Memling was een Duitscher van geboorte en had omstreeks 1440 (het juiste jaar is niet bekend) in de buurt van Mainz het levenslicht aanschouwd. Zijn kunst heeft echter met de Duitsche niets gemeen; zijn werken zijn door hun coloriet, hun teekening en compositie zuiver Nederiandsch. Sedert 1478 treft men hem te Brugge aan, waar hij het overige van zijn leven als gezeten burger heeft doorgebracht, en waar hij op niet zeer hoogen leeftijd gestorven is. In Noord-Nederland is slechts één van zijn werken aanwezig nl. het portret van een onbekenden man in het Mauritshuis te ’s-Gravenhage. De meeste van zijn schilderstukken zijn zonder naam of andere aanduiding, zoodat zij alleen uit hoofde van hun stijl en wijze van uitvoering aan hem kunnen toegeschreven worden. Zijn voornaamste werken bevinden zich in het St. Jans Hospitaal te Brugge en in de musea van Brussel, Antwerpen, Weenen en Parijs, en verder zijn zijn schilderstukken over vele andere steden verspreid.
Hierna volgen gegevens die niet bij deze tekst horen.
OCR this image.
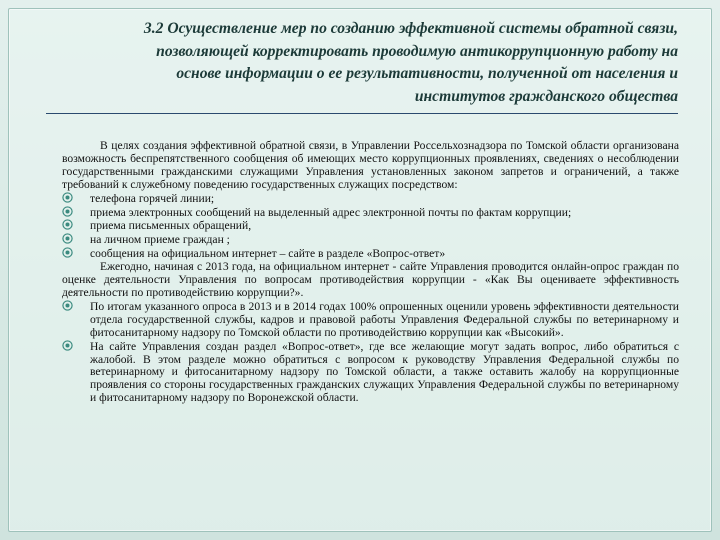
3.2 Осуществление мер по созданию эффективной системы обратной связи,
позволяющей корректировать проводимую антикоррупционную работу на
основе информации о ее результативности, полученной от населения и
институтов гражданского общества

В целях создания эффективной обратной связи, в Управлении Россельхознадзора по Томской области организована возможность беспрепятственного сообщения об имеющих место коррупционных проявлениях, сведениях о несоблюдении государственными гражданскими служащими Управления установленных законом запретов и ограничений, а также требований к служебному поведению государственных служащих посредством:

телефона горячей линии;

приема электронных сообщений на выделенный адрес электронной почты по фактам коррупции;

приема письменных обращений,

на личном приеме граждан ;

сообщения на официальном интернет – сайте в разделе «Вопрос-ответ»

Ежегодно, начиная с 2013 года, на официальном интернет - сайте Управления проводится онлайн-опрос граждан по оценке деятельности Управления по вопросам противодействия коррупции - «Как Вы оцениваете эффективность деятельности по противодействию коррупции?».

По итогам указанного опроса в 2013 и в 2014 годах 100% опрошенных оценили уровень эффективности деятельности отдела государственной службы, кадров и правовой работы Управления Федеральной службы по ветеринарному и фитосанитарному надзору по Томской области по противодействию коррупции как «Высокий».

На сайте Управления создан раздел «Вопрос-ответ», где все желающие могут задать вопрос, либо обратиться с жалобой. В этом разделе можно обратиться с вопросом к руководству Управления Федеральной службы по ветеринарному и фитосанитарному надзору по Томской области, а также оставить жалобу на коррупционные проявления со стороны государственных гражданских служащих Управления Федеральной службы по ветеринарному и фитосанитарному надзору по Воронежской области.
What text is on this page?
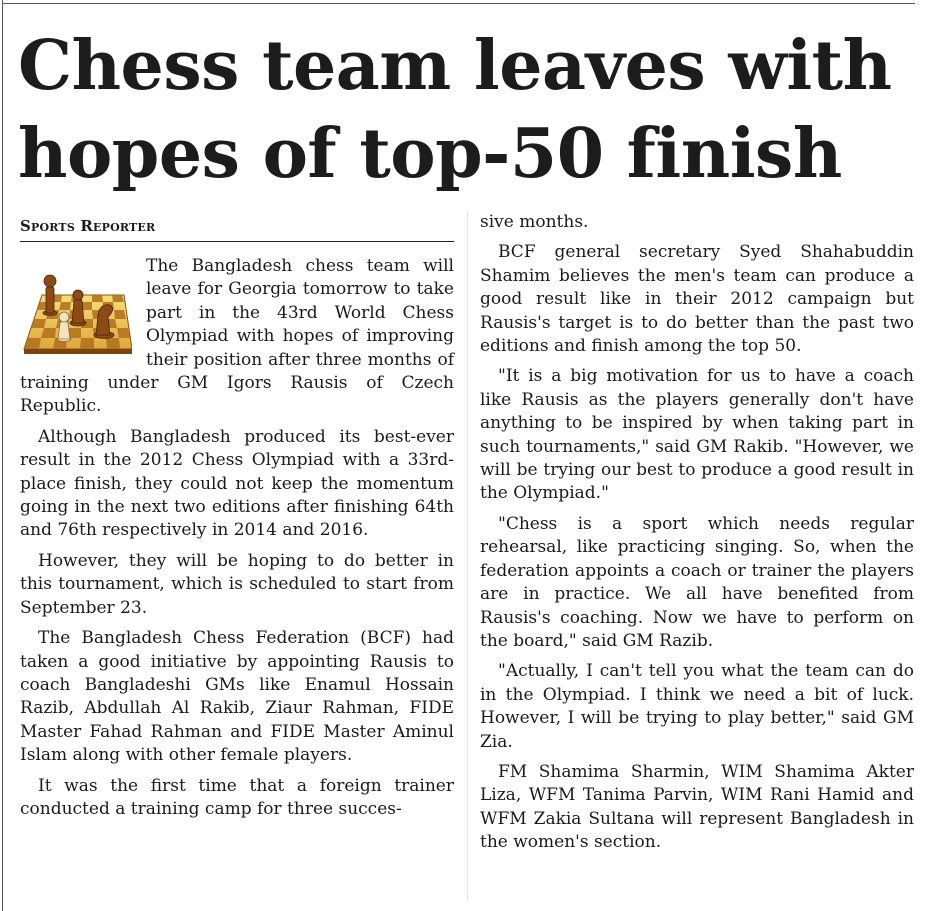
Chess team leaves with
hopes of top-50 finish
Sports Reporter

The Bangladesh chess team will leave for Georgia tomorrow to take part in the 43rd World Chess Olympiad with hopes of improving their position after three months of training under GM Igors Rausis of Czech Republic.

Although Bangladesh produced its best-ever result in the 2012 Chess Olympiad with a 33rd-place finish, they could not keep the momentum going in the next two editions after finishing 64th and 76th respectively in 2014 and 2016.

However, they will be hoping to do better in this tournament, which is scheduled to start from September 23.

The Bangladesh Chess Federation (BCF) had taken a good initiative by appointing Rausis to coach Bangladeshi GMs like Enamul Hossain Razib, Abdullah Al Rakib, Ziaur Rahman, FIDE Master Fahad Rahman and FIDE Master Aminul Islam along with other female players.

It was the first time that a foreign trainer conducted a training camp for three succes-

sive months.

BCF general secretary Syed Shahabuddin Shamim believes the men's team can produce a good result like in their 2012 campaign but Rausis's target is to do better than the past two editions and finish among the top 50.

"It is a big motivation for us to have a coach like Rausis as the players generally don't have anything to be inspired by when taking part in such tournaments," said GM Rakib. "However, we will be trying our best to produce a good result in the Olympiad."

"Chess is a sport which needs regular rehearsal, like practicing singing. So, when the federation appoints a coach or trainer the players are in practice. We all have benefited from Rausis's coaching. Now we have to perform on the board," said GM Razib.

"Actually, I can't tell you what the team can do in the Olympiad. I think we need a bit of luck. However, I will be trying to play better," said GM Zia.

FM Shamima Sharmin, WIM Shamima Akter Liza, WFM Tanima Parvin, WIM Rani Hamid and WFM Zakia Sultana will represent Bangladesh in the women's section.
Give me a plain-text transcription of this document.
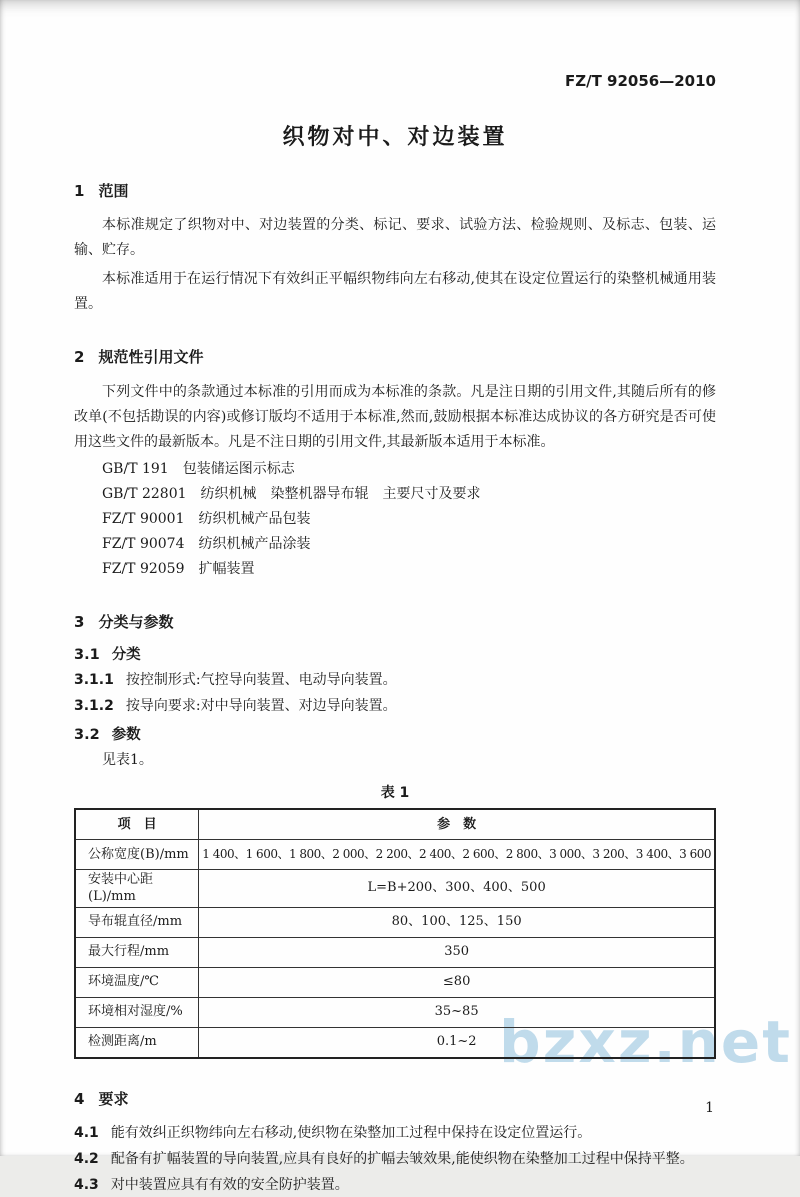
bzxz.net
FZ/T 92056—2010
织物对中、对边装置
1 范围

本标准规定了织物对中、对边装置的分类、标记、要求、试验方法、检验规则、及标志、包装、运输、贮存。

本标准适用于在运行情况下有效纠正平幅织物纬向左右移动,使其在设定位置运行的染整机械通用装置。

2 规范性引用文件

下列文件中的条款通过本标准的引用而成为本标准的条款。凡是注日期的引用文件,其随后所有的修改单(不包括勘误的内容)或修订版均不适用于本标准,然而,鼓励根据本标准达成协议的各方研究是否可使用这些文件的最新版本。凡是不注日期的引用文件,其最新版本适用于本标准。

GB/T 191　包装储运图示标志

GB/T 22801　纺织机械　染整机器导布辊　主要尺寸及要求

FZ/T 90001　纺织机械产品包装

FZ/T 90074　纺织机械产品涂装

FZ/T 92059　扩幅装置

3 分类与参数
3.1 分类

3.1.1 按控制形式:气控导向装置、电动导向装置。

3.1.2 按导向要求:对中导向装置、对边导向装置。

3.2 参数

见表1。

表 1
项　目	参　数
公称宽度(B)/mm	1 400、1 600、1 800、2 000、2 200、2 400、2 600、2 800、3 000、3 200、3 400、3 600
安装中心距(L)/mm	L=B+200、300、400、500
导布辊直径/mm	80、100、125、150
最大行程/mm	350
环境温度/℃	≤80
环境相对湿度/%	35~85
检测距离/m	0.1~2
4 要求

4.1 能有效纠正织物纬向左右移动,使织物在染整加工过程中保持在设定位置运行。

4.2 配备有扩幅装置的导向装置,应具有良好的扩幅去皱效果,能使织物在染整加工过程中保持平整。

4.3 对中装置应具有有效的安全防护装置。

1
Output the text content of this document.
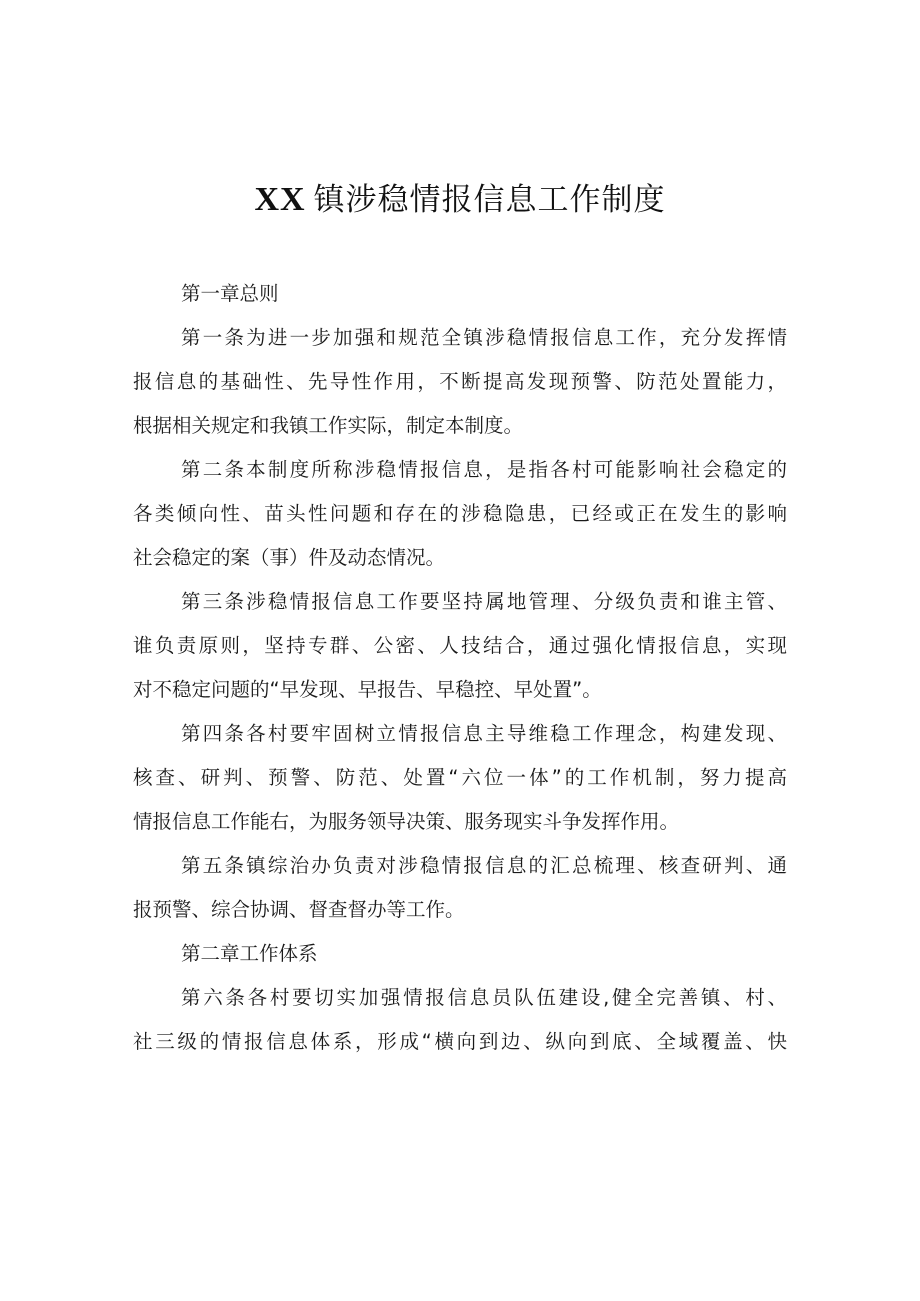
XX 镇涉稳情报信息工作制度
第一章总则
第一条为进一步加强和规范全镇涉稳情报信息工作，充分发挥情
报信息的基础性、先导性作用，不断提高发现预警、防范处置能力，
根据相关规定和我镇工作实际，制定本制度。
第二条本制度所称涉稳情报信息，是指各村可能影响社会稳定的
各类倾向性、苗头性问题和存在的涉稳隐患，已经或正在发生的影响
社会稳定的案（事）件及动态情况。
第三条涉稳情报信息工作要坚持属地管理、分级负责和谁主管、
谁负责原则，坚持专群、公密、人技结合，通过强化情报信息，实现
对不稳定问题的“早发现、早报告、早稳控、早处置”。
第四条各村要牢固树立情报信息主导维稳工作理念，构建发现、
核查、研判、预警、防范、处置“六位一体”的工作机制，努力提高
情报信息工作能右，为服务领导决策、服务现实斗争发挥作用。
第五条镇综治办负责对涉稳情报信息的汇总梳理、核查研判、通
报预警、综合协调、督查督办等工作。
第二章工作体系
第六条各村要切实加强情报信息员队伍建设,健全完善镇、村、
社三级的情报信息体系，形成“横向到边、纵向到底、全域覆盖、快
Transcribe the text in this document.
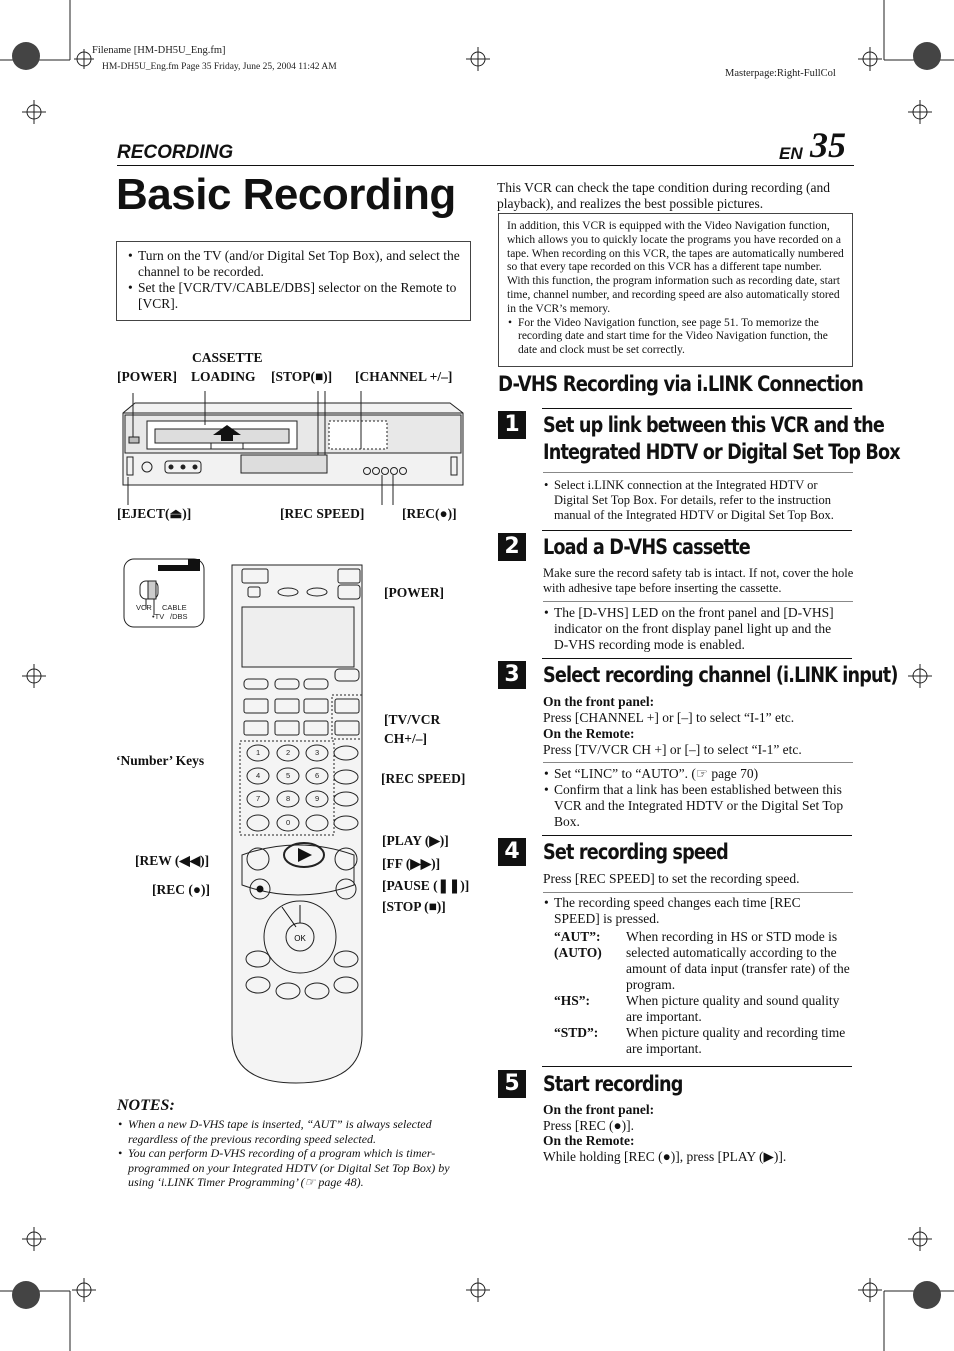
Filename [HM-DH5U_Eng.fm]
HM-DH5U_Eng.fm Page 35 Friday, June 25, 2004 11:42 AM
Masterpage:Right-FullCol
RECORDING	EN 35
Basic Recording
• Turn on the TV (and/or Digital Set Top Box), and select the channel to be recorded.
• Set the [VCR/TV/CABLE/DBS] selector on the Remote to [VCR].
CASSETTE
[POWER] LOADING [STOP(■)] [CHANNEL +/–]
[EJECT(⏏)]	[REC SPEED]	[REC(●)]
OK
VCR CABLE
•TV /DBS
1	2	3
4	5	6
7	8	9
0
[POWER]
[TV/VCR
CH+/–]
‘Number’ Keys
[REC SPEED]
[PLAY (▶)]
[REW (◀◀)]	[FF (▶▶)]
[PAUSE (❚❚)]
[REC (●)]
[STOP (■)]
NOTES:
• When a new D-VHS tape is inserted, “AUT” is always selected regardless of the previous recording speed selected.
• You can perform D-VHS recording of a program which is timer-programmed on your Integrated HDTV (or Digital Set Top Box) by using ‘i.LINK Timer Programming’ (☞ page 48).
This VCR can check the tape condition during recording (and playback), and realizes the best possible pictures.
In addition, this VCR is equipped with the Video Navigation function, which allows you to quickly locate the programs you have recorded on a tape. When recording on this VCR, the tapes are automatically numbered so that every tape recorded on this VCR has a different tape number. With this function, the program information such as recording date, start time, channel number, and recording speed are also automatically stored in the VCR’s memory.
• For the Video Navigation function, see page 51. To memorize the recording date and start time for the Video Navigation function, the date and clock must be set correctly.
D-VHS Recording via i.LINK Connection
1	Set up link between this VCR and the
Integrated HDTV or Digital Set Top Box
• Select i.LINK connection at the Integrated HDTV or Digital Set Top Box. For details, refer to the instruction manual of the Integrated HDTV or Digital Set Top Box.
2	Load a D-VHS cassette
Make sure the record safety tab is intact. If not, cover the hole with adhesive tape before inserting the cassette.
• The [D-VHS] LED on the front panel and [D-VHS] indicator on the front display panel light up and the D-VHS recording mode is enabled.
3	Select recording channel (i.LINK input)
On the front panel:
Press [CHANNEL +] or [–] to select “I-1” etc.
On the Remote:
Press [TV/VCR CH +] or [–] to select “I-1” etc.
• Set “LINC” to “AUTO”. (☞ page 70)
• Confirm that a link has been established between this VCR and the Integrated HDTV or the Digital Set Top Box.
4	Set recording speed
Press [REC SPEED] to set the recording speed.
• The recording speed changes each time [REC SPEED] is pressed.
“AUT”:
(AUTO)	When recording in HS or STD mode is selected automatically according to the amount of data input (transfer rate) of the program.
“HS”:	When picture quality and sound quality are important.
“STD”:	When picture quality and recording time are important.
5	Start recording
On the front panel:
Press [REC (●)].
On the Remote:
While holding [REC (●)], press [PLAY (▶)].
Memling had een poëtischen zin voor lieftalligheid en gracie, en wist in zijn werken een zachte en lieflijke stemming te leggen. Hij verkeerde in aanzienlijke kringen, hoogstwaarschijnlijk aan het hof van Karel den Stouten, van daar zijn zucht om zijn heilige vrouwen en maagden in de sierlijkste gewaden, in de dracht van de Bourgondische hertoginnen te kleeden. De oud-Nederlandsche schilderkunst stond in de XVe eeuw in hoog aanzien bij alle Europeesche cultuurvolken, ook bij de Italianen, waarvan een gevolg was, dat belangrijke werken voor Italiaansche kerken bij Nederlandsche kunstenaars besteld werden. Zoo heeft ook Memling, die evenzeer in Italië vele vereerders had, in 1473 voor den Florentijnschen koopman Jacopo Tani een groot triptychon geschilderd, dat het in dien tijd zoo geliefkoosde motief van het Jongste Gericht weergeeft. In het midden ziet men de Christusfiguur op een regenboog, omstuwd door de twaalf apostelen en andere figuren, de voeten rustende op een wereldbol. Engelen, die op bazuinen blazen, zweven onder Zijn voeten.

Daaronder een engel, die scheiding maakt tusschen de gezaligden en de verdoemden, die allen naakt zijn voorgesteld. De zaligen ziet men aan den linkerkant blijmoedig opwaarts gaan en, door engelen geleid, de hemelpoort binnentreden, terwijl aan de rechterzijde de verdoemden met verwrongen gelaatstrekken door demonen ter helle worden gevoerd. In de losse en ongedwongen beweging der menschen, in de ongemeen weeke modelleering, in de roerende uitdrukking der gezichten vooral heeft Memling zich den meester betoond.

Een groote menigte portretten heeft hij nagelaten, zoowel van bekende als van onbekende personen, evenals tal van altaarstukken in den vorm van triptychen, waarvan het zooeven genoemde een voorbeeld is en waarvan twee andere prachtexemplaren aanwezig zijn in het St. Jans Hospitaal te Brugge. Het eene is een triptychon van 1479 met het geliefde motief van de aanbidding der Wijzen, de geboorte van Christus en de voorstelling in den Tempel. Het andere is het uit hetzelfde jaar dagteekenende z.g. Johannesaltaar, waarvan het middelstuk het beeld vertoont van de tronende Maria met haar Kind, dat naar een oude legende de heilige Catharina den verlovingsring aan den vinger steekt. De vleugels vertoonen de door Memling zoo dikwijls en zoo gaarne afgebeelde Johannessen, nl. den Dooper en den Evangelist.

Andere geliefkoosde onderwerpen van dezen meester zijn: het lijden en de opstanding des Heeren, tafereelen uit de levens der heiligen, waarbij vooral tallooze Madonna’s met het Christuskind op den voorgrond treden. Verder verdienen de aandacht de zes tafereelen uit de geschiedenis van Ursula met de elfduizend maagden op een reliekschrijn te Brugge. In al deze voorstellingen trekken de bekoorlijke, lieftallige figuren en de meesterschap, waarmede zij zijn behandeld, de treffende gelaatsuitdrukking, alsook de architecturale en de ornamentale bijwerken de aandacht, 't Is al kerkelijke kunst, ’t zijn al godsdienstige en kerkelijke onderwerpen, die hij voorstelt, getuigende van des schilders vromen, althans godsdienstigen zin.

Met Memling is de laatste groote meester van de oud-Nederlandsche schilderschool van de XVe eeuw heengegaan. Den 11 Augustus 1494 is hij, nog in de volheid van zijn kracht, gestorven.